Questa terza videoconferenza ha avuto in particolare lo scopo sia di aggiornare i partecipanti sulla situazione attuale, sia di valutare come meglio assistere la comunità italiana

I Presidenti dei Comites d’Australia insieme al Rappresentante CGIE, Franco Papandrea, hanno tenuto una consultazione in video-conferenza per valutare la situazione in considerazione dei problemi presenti in seno alla collettività italiana in questi straordinari tempi di emergenze.

È la terza volta dall’inizio del 2020 che i rappresentanti CGIE e COMITES si riuniscono per fare fronte comune. In precedenza, nello scorso gennaio, hanno affrontato gli effetti dei disastrosi incendi in Australia e le iniziative da portare avanti per meglio assistere le vittime.

In marzo, poi, hanno preso in considerazione le difficoltà di rientro in Italia incontrate da vari concittadini bloccati in Australia dalle misure per il contenimento del contagio da coronavirus e le proposte da sottoporre all’attenzione del Governo Federale australiano al fine di alleviare i problemi di sussistenza di coloro che sono in possesso di visti di lavoro di durata temporanea e sono impossibilitati ad accedere alle provvidenze straordinarie stanziate dallo stesso Governo.

Questa terza videoconferenza ha avuto lo scopo sia di aggiornare i partecipanti sulla situazione attuale, sia di valutare, su richiesta del Nomit di Melbourne (Associazione non profit soprattutto finalizzata a dare aiuto ai giovani di recente arrivo in Australia), come meglio assistere l’implementazione del progetto di assistenza finanziaria elaborato da detta Associazione e rivolto ai giovani italiani attualmente in difficoltà a causa della perdita del lavoro in conseguenza dell’emergenza virus.

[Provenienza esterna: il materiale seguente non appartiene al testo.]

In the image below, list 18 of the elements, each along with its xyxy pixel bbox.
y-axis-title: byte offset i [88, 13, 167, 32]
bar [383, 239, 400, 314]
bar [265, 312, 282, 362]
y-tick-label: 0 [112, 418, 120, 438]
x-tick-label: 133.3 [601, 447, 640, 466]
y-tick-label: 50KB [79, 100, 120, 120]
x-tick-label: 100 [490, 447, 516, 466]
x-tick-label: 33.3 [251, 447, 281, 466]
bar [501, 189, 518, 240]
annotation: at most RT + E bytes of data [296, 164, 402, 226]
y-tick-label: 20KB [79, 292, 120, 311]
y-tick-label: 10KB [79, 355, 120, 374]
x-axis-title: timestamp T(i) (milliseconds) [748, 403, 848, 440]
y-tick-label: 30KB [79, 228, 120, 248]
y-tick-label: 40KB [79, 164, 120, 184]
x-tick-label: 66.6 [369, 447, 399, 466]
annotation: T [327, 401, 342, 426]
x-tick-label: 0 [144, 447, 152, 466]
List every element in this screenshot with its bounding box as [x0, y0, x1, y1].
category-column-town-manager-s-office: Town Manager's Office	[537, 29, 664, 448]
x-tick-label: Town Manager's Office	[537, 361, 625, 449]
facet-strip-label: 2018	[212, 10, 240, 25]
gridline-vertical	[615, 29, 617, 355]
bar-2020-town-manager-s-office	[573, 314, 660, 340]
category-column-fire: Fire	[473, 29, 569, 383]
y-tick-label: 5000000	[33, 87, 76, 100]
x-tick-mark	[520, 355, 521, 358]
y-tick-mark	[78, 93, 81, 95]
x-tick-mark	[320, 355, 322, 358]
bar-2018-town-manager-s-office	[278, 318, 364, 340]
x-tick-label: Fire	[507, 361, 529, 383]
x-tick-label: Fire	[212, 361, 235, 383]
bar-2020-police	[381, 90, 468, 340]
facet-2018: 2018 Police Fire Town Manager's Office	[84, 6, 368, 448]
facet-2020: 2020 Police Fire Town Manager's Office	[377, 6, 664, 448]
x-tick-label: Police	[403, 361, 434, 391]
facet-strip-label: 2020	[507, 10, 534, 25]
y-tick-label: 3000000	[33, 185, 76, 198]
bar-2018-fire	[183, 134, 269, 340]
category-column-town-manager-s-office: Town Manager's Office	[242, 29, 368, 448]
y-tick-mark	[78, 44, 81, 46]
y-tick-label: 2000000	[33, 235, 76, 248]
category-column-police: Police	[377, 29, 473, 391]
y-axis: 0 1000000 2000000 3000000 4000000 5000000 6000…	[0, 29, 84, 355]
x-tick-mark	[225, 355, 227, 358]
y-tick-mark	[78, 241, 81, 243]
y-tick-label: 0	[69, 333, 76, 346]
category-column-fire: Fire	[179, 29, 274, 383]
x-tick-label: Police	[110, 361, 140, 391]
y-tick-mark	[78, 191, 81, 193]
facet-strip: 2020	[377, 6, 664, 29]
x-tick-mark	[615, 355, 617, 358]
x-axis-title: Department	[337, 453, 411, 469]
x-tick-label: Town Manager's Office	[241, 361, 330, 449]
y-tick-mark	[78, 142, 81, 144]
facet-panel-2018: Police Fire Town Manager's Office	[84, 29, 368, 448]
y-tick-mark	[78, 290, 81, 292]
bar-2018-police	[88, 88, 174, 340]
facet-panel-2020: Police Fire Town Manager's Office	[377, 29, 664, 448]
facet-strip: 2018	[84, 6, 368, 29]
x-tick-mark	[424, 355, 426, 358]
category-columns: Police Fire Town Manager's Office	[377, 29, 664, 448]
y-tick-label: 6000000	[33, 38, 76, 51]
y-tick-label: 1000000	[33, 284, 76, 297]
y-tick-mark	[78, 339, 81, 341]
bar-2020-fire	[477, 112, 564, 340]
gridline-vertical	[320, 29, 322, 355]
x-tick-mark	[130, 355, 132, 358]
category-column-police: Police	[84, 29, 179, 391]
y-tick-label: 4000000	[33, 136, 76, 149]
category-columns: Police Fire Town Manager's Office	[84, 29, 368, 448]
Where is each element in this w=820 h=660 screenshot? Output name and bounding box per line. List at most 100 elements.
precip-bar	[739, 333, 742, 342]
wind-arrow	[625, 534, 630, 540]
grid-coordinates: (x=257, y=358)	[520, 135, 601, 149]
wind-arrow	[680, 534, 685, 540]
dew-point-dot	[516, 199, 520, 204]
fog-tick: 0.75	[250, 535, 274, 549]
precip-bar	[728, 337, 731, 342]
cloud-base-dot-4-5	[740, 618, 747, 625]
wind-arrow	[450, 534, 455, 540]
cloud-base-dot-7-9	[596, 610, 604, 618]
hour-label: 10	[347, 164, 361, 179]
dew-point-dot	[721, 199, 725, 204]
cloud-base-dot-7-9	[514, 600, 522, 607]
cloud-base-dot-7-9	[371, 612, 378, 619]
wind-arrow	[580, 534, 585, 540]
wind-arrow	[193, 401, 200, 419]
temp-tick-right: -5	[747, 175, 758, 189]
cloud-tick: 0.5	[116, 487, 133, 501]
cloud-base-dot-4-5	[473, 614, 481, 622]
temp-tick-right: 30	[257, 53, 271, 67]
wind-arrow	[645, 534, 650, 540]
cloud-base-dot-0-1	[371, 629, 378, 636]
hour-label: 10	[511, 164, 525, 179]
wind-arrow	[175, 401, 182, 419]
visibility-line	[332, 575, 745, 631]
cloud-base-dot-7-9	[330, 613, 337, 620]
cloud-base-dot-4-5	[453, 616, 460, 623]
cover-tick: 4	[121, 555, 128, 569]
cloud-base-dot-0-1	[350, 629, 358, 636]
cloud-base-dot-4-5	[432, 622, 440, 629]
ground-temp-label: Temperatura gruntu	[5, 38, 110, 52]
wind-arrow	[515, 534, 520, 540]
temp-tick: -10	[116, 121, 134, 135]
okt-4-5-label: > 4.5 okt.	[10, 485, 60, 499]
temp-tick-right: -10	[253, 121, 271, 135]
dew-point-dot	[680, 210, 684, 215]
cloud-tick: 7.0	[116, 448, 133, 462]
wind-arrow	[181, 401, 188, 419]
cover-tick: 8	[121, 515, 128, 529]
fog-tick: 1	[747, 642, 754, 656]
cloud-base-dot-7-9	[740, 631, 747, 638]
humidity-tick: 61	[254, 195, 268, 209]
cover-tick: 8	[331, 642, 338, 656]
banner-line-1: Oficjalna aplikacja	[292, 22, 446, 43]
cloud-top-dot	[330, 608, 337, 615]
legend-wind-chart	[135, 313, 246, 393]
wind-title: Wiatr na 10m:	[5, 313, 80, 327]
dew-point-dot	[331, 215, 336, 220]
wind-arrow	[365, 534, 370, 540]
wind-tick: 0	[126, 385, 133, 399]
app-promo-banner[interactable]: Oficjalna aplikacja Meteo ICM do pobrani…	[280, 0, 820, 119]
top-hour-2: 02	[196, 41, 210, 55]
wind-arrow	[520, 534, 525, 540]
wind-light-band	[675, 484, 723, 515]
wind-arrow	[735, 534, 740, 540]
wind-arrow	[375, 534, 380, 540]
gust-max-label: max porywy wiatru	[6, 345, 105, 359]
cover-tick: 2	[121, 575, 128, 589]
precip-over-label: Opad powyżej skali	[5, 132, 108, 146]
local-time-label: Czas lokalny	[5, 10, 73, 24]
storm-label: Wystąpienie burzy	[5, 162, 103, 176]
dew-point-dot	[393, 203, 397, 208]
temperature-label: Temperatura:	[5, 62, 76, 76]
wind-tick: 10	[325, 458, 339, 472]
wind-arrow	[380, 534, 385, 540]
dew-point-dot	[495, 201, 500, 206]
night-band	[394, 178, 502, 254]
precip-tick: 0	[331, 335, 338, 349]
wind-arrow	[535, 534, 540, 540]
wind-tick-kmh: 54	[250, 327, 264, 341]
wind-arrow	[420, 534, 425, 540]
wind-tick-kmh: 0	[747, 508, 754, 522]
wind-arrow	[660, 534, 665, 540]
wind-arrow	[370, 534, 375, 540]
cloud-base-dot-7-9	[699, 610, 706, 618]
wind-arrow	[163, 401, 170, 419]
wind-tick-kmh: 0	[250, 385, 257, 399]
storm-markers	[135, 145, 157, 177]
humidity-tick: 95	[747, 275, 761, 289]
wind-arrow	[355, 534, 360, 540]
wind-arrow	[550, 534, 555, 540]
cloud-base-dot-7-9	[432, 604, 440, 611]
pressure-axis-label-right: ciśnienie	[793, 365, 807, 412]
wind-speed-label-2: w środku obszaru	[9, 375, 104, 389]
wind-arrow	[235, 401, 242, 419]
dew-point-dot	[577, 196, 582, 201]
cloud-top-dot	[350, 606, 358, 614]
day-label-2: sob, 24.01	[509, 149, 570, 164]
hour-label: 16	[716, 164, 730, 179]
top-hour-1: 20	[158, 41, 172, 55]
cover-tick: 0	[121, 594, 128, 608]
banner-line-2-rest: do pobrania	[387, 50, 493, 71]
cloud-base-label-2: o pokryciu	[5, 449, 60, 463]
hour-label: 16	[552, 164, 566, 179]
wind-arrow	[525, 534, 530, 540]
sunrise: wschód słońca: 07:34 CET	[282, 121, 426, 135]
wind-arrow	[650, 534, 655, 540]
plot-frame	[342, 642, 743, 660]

Alla riunione è stato invitato Fabrizio Venturini, Presidente del Nomit, il quale ha spiegato in cosa consista il progetto di solidarietà. I rappresentanti CGIE e COMITES hanno accolto favorevolmente la richiesta da parte del Nomit di sostenere l’avviamento sul territorio della fase operativa del progetto. Al contempo hanno deciso di assicurare detto appoggio con una lettera nella quale dichiarare la propria disponibilità a collaborare per fare in modo che gli aiuti economici previsti raggiungano più persone possibile.

La consultazione si è conclusa con la riaffermazione del costante impegno di COMITES e CGIE di lavorare affinché i diritti della collettività italiana vengano tutelati e di seguire da vicino l’evolversi della situazione, particolarmente in questo periodo di grave crisi.